Like many of these undergrad researchers, she took part in Honors College, which was a factor in her decision to come to UWM and, she says, enriched her experience. “I knew I would have these good connections with people here and industry and faculty. That really was kind of a deciding factor.”

“I thought it was really cool that my freshman year I could have discussions rather than sitting in a lecture hall with hundreds of people.”

Brandon Patterson

Brandon Patterson with visiting Nobel laureate Bernard Feringa

Brandon Patterson is a senior majoring in biochemistry and works for the Milwaukee Institute for Drug Discovery at UWM under Nicholas Silvaggi, associate professor of chemistry. Their research looks at the structural and mechanical properties of enzymes. One of the projects Patterson is working on focuses on an enzyme that could produce a major component of an antibiotic that is effective against MRSA, a staph bacteria that is resistant to antibiotics.

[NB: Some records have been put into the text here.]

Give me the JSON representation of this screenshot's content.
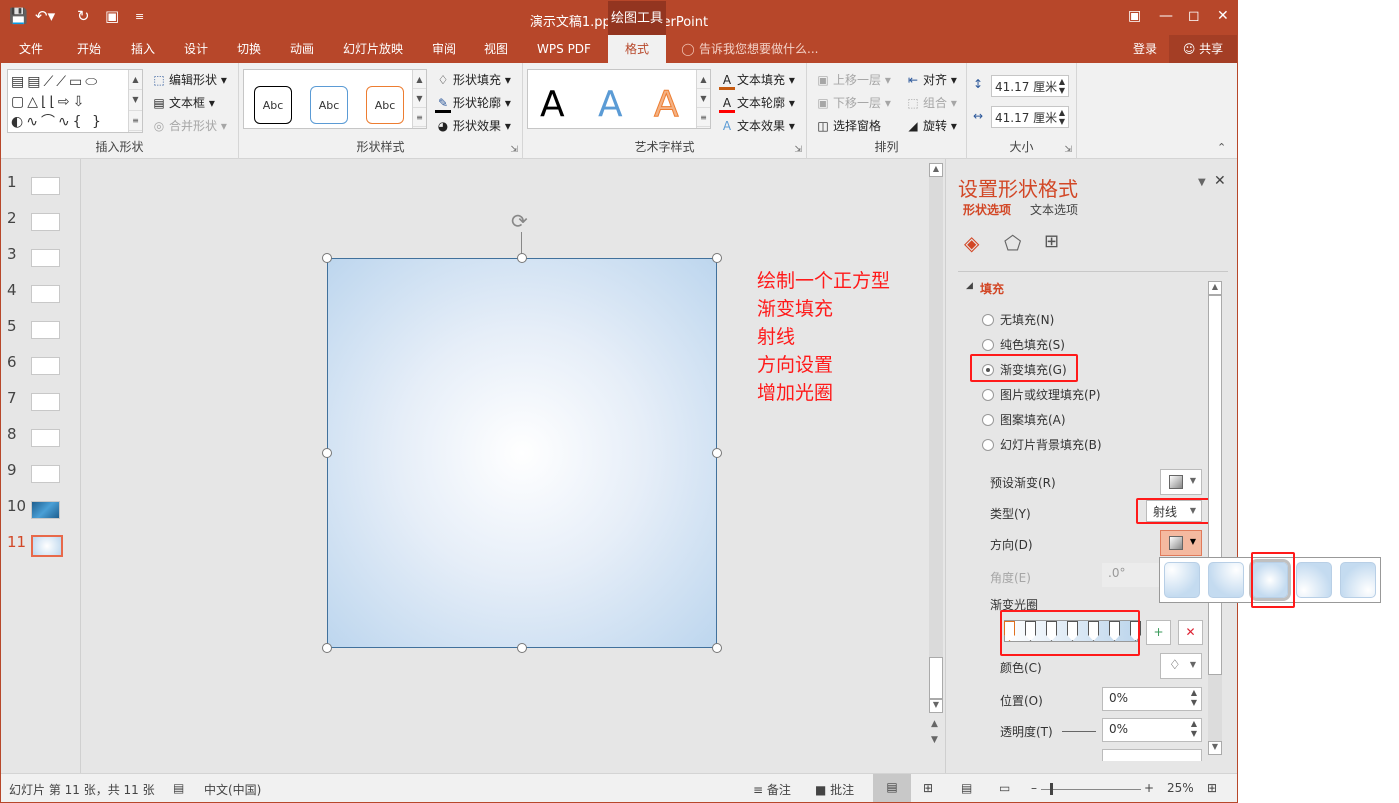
{
  "titlebar": {
    "title": "演示文稿1.pptx - PowerPoint",
    "context_tool": "绘图工具",
    "quick_access": [
      "save-icon",
      "undo-icon",
      "redo-icon",
      "present-icon",
      "customize-icon"
    ],
    "window_controls": [
      "ribbon-display-icon",
      "minimize-icon",
      "maximize-icon",
      "close-icon"
    ]
  },
  "tabs": [
    {
      "label": "文件"
    },
    {
      "label": "开始"
    },
    {
      "label": "插入"
    },
    {
      "label": "设计"
    },
    {
      "label": "切换"
    },
    {
      "label": "动画"
    },
    {
      "label": "幻灯片放映"
    },
    {
      "label": "审阅"
    },
    {
      "label": "视图"
    },
    {
      "label": "WPS PDF"
    },
    {
      "label": "格式",
      "active": true
    }
  ],
  "tell_me": "告诉我您想要做什么...",
  "login": "登录",
  "share": "共享",
  "ribbon": {
    "insert_shapes": {
      "label": "插入形状",
      "edit_shape": "编辑形状",
      "textbox": "文本框",
      "merge_shapes": "合并形状"
    },
    "shape_styles": {
      "label": "形状样式",
      "samples": [
        "Abc",
        "Abc",
        "Abc"
      ],
      "fill": "形状填充",
      "outline": "形状轮廓",
      "effects": "形状效果"
    },
    "wordart_styles": {
      "label": "艺术字样式",
      "samples": [
        "A",
        "A",
        "A"
      ],
      "text_fill": "文本填充",
      "text_outline": "文本轮廓",
      "text_effects": "文本效果"
    },
    "arrange": {
      "label": "排列",
      "bring_forward": "上移一层",
      "send_backward": "下移一层",
      "selection_pane": "选择窗格",
      "align": "对齐",
      "group": "组合",
      "rotate": "旋转"
    },
    "size": {
      "label": "大小",
      "height": "41.17 厘米",
      "width": "41.17 厘米"
    }
  },
  "thumbnails": [
    {
      "n": "1"
    },
    {
      "n": "2"
    },
    {
      "n": "3"
    },
    {
      "n": "4"
    },
    {
      "n": "5"
    },
    {
      "n": "6"
    },
    {
      "n": "7"
    },
    {
      "n": "8"
    },
    {
      "n": "9"
    },
    {
      "n": "10"
    },
    {
      "n": "11",
      "selected": true
    }
  ],
  "annotation": [
    "绘制一个正方型",
    "渐变填充",
    "射线",
    "方向设置",
    "增加光圈"
  ],
  "pane": {
    "title": "设置形状格式",
    "tab_shape": "形状选项",
    "tab_text": "文本选项",
    "section": "填充",
    "fill_options": [
      {
        "label": "无填充(N)",
        "checked": false
      },
      {
        "label": "纯色填充(S)",
        "checked": false
      },
      {
        "label": "渐变填充(G)",
        "checked": true
      },
      {
        "label": "图片或纹理填充(P)",
        "checked": false
      },
      {
        "label": "图案填充(A)",
        "checked": false
      },
      {
        "label": "幻灯片背景填充(B)",
        "checked": false
      }
    ],
    "preset_gradient": "预设渐变(R)",
    "type_label": "类型(Y)",
    "type_value": "射线",
    "direction_label": "方向(D)",
    "angle_label": "角度(E)",
    "angle_value": ".0°",
    "stops_label": "渐变光圈",
    "stop_count": 7,
    "color_label": "颜色(C)",
    "position_label": "位置(O)",
    "position_value": "0%",
    "transparency_label": "透明度(T)",
    "transparency_value": "0%"
  },
  "direction_options": 5,
  "direction_selected": 3,
  "status": {
    "slide_info": "幻灯片 第 11 张，共 11 张",
    "language": "中文(中国)",
    "notes": "备注",
    "comments": "批注",
    "zoom": "25%"
  }
}
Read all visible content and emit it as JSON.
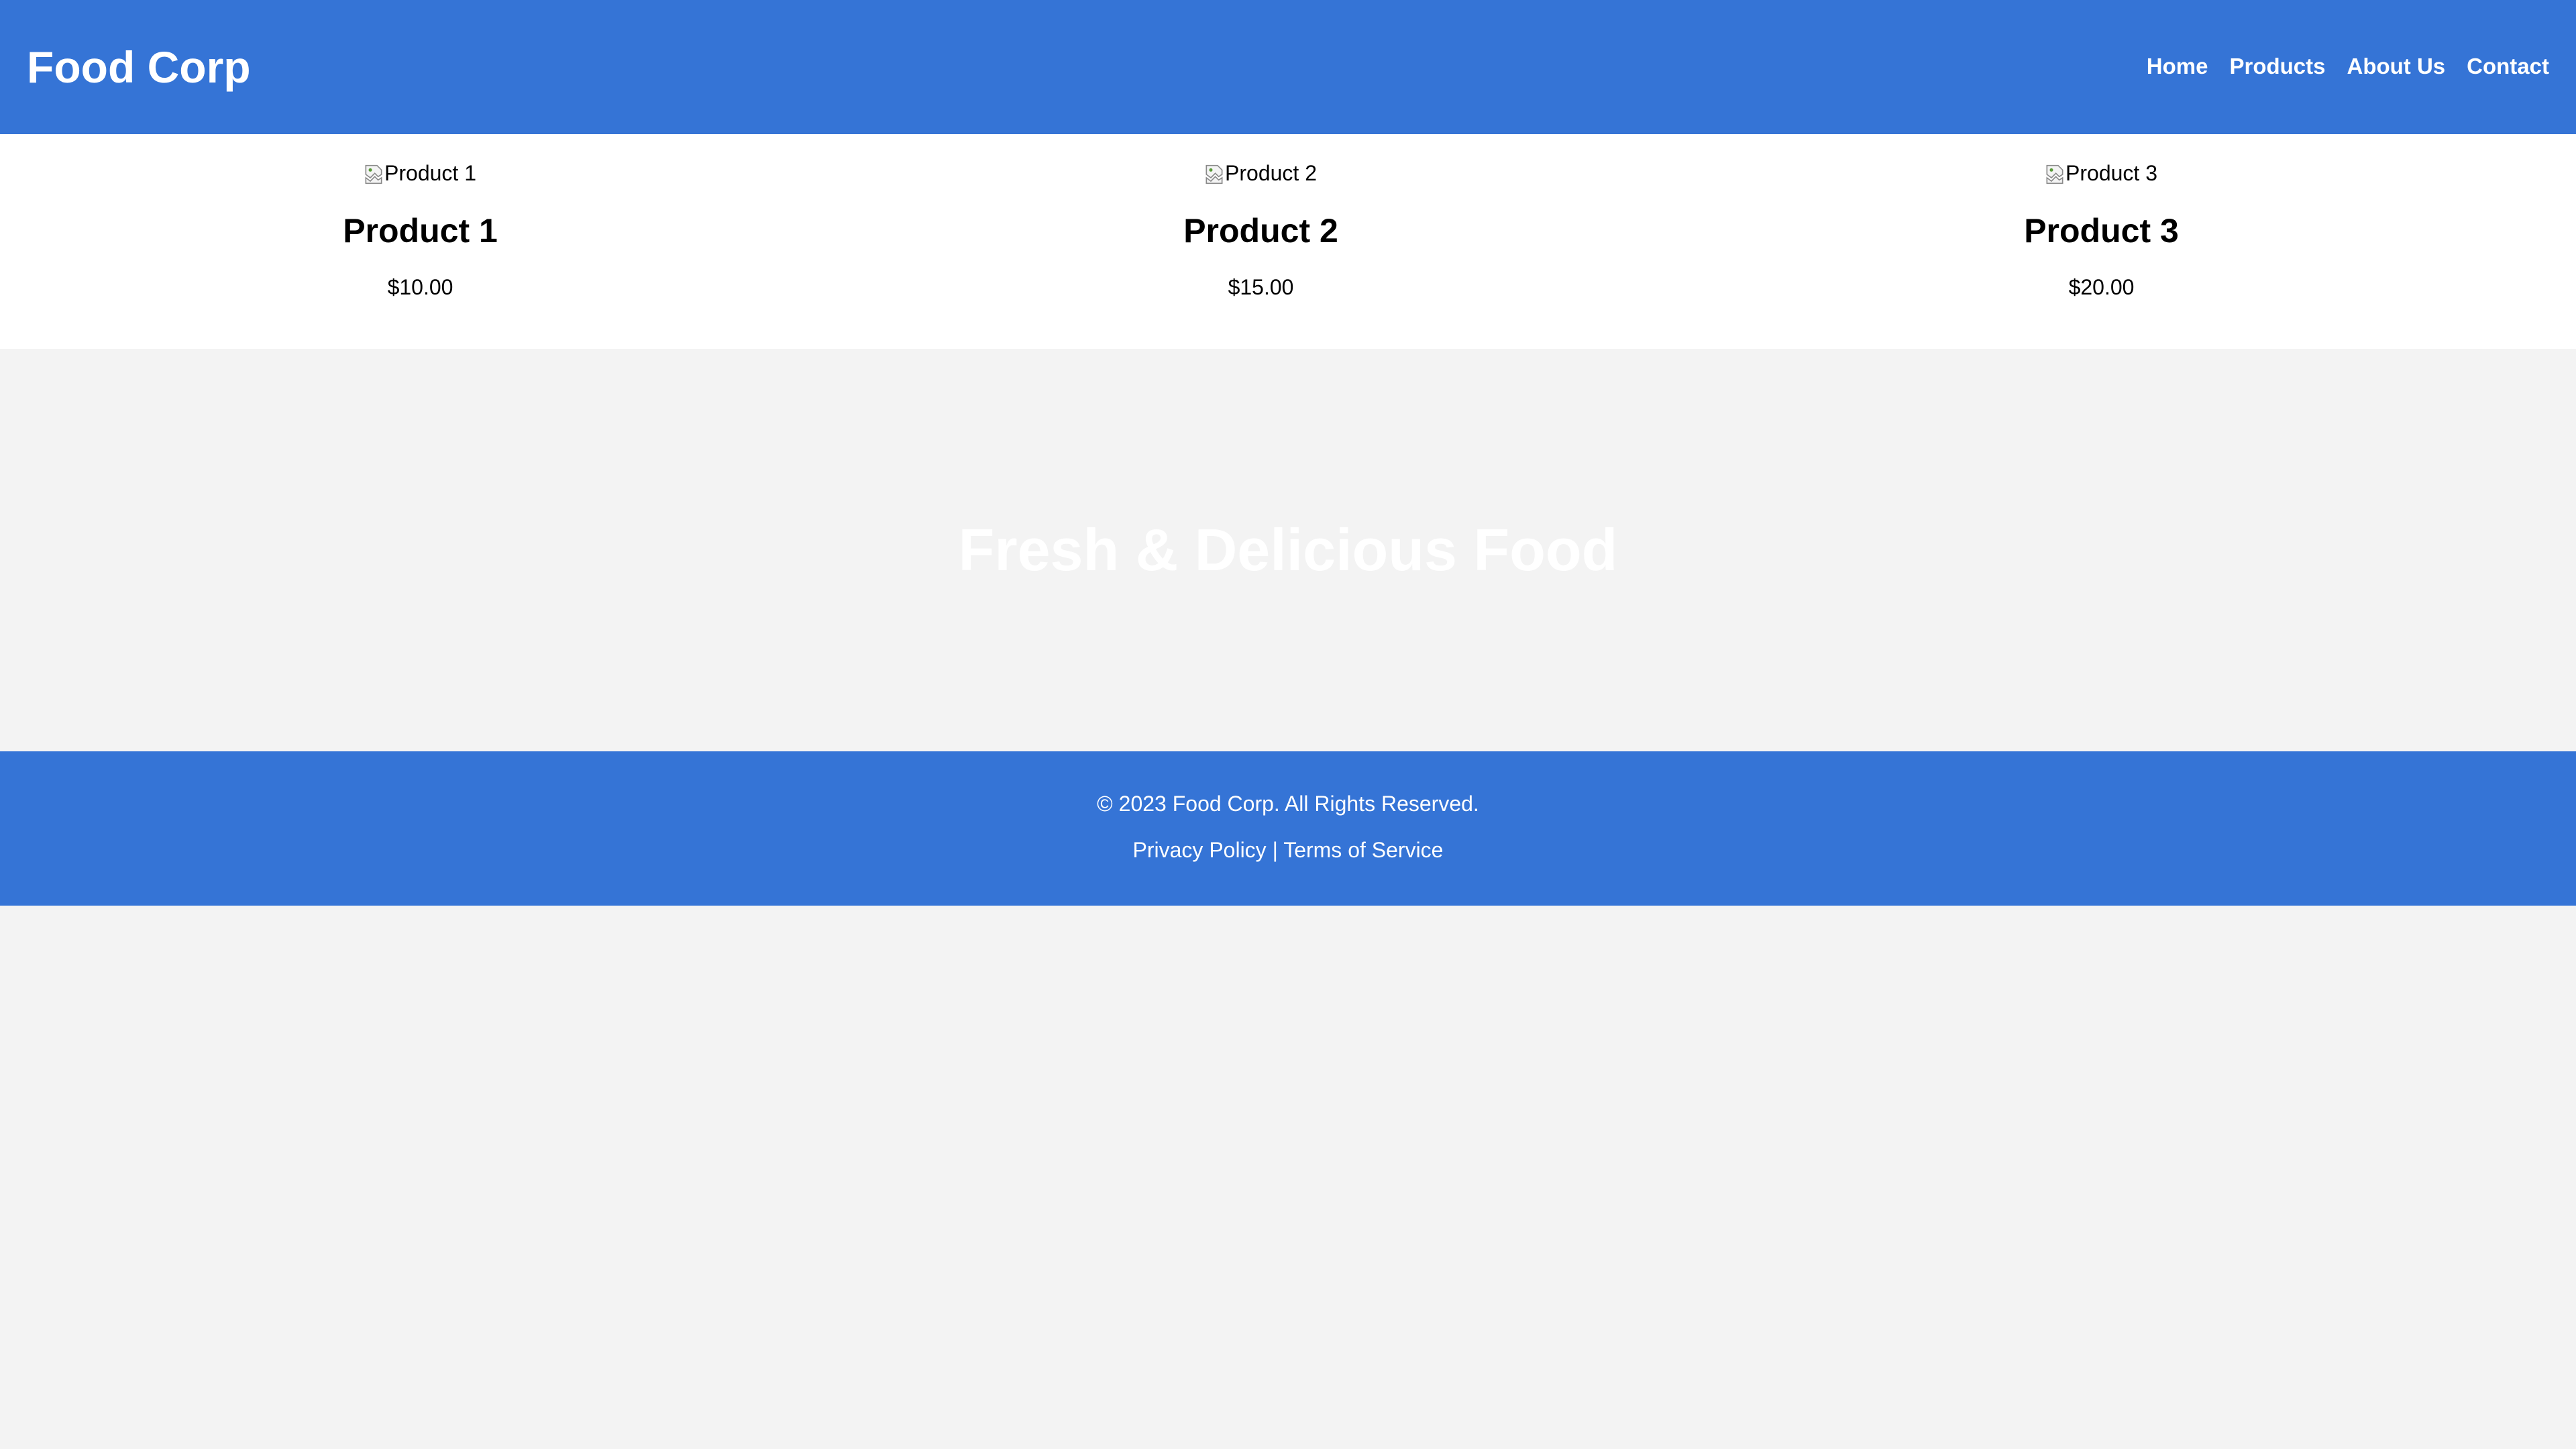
{
  "header": {
    "brand": "Food Corp",
    "nav": [
      "Home",
      "Products",
      "About Us",
      "Contact"
    ]
  },
  "products": [
    {
      "image_alt": "Product 1",
      "name": "Product 1",
      "price": "$10.00"
    },
    {
      "image_alt": "Product 2",
      "name": "Product 2",
      "price": "$15.00"
    },
    {
      "image_alt": "Product 3",
      "name": "Product 3",
      "price": "$20.00"
    }
  ],
  "hero": {
    "title": "Fresh & Delicious Food"
  },
  "footer": {
    "copyright": "© 2023 Food Corp. All Rights Reserved.",
    "privacy": "Privacy Policy",
    "separator": "|",
    "terms": "Terms of Service"
  },
  "icons": {
    "broken_image": "broken-image-icon"
  },
  "colors": {
    "header_bg": "#3574d6",
    "footer_bg": "#3574d6",
    "page_bg": "#f3f3f3",
    "products_bg": "#ffffff"
  }
}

Patterson was the lone undergraduate participant in a poster display critiqued by visiting Nobel laureate Bernard Feringa in September 2017, one of the highlights of his UWM experience, Patterson said.

“Feringa’s lecture was so motivational. I’ve never had anyone direct my thought process like that about research. He was one of the most charismatic and humble scientists I’ve ever met,” said Patterson.

“He started rotating around the room, and when he got near and made eye contact, I asked him if we could take a picture. Then he turned around and was reading my poster. It felt like an eternity and I didn’t know if I should speak first. Then, when I finally began explaining it, my delivery was perfect. I honestly don’t know how that happened.”

Patterson started his research at UWM in Arsenio Pacheco’s inorganic chemistry lab in the summer of 2015. He plans to pursue his doctorate in biophysical chemistry.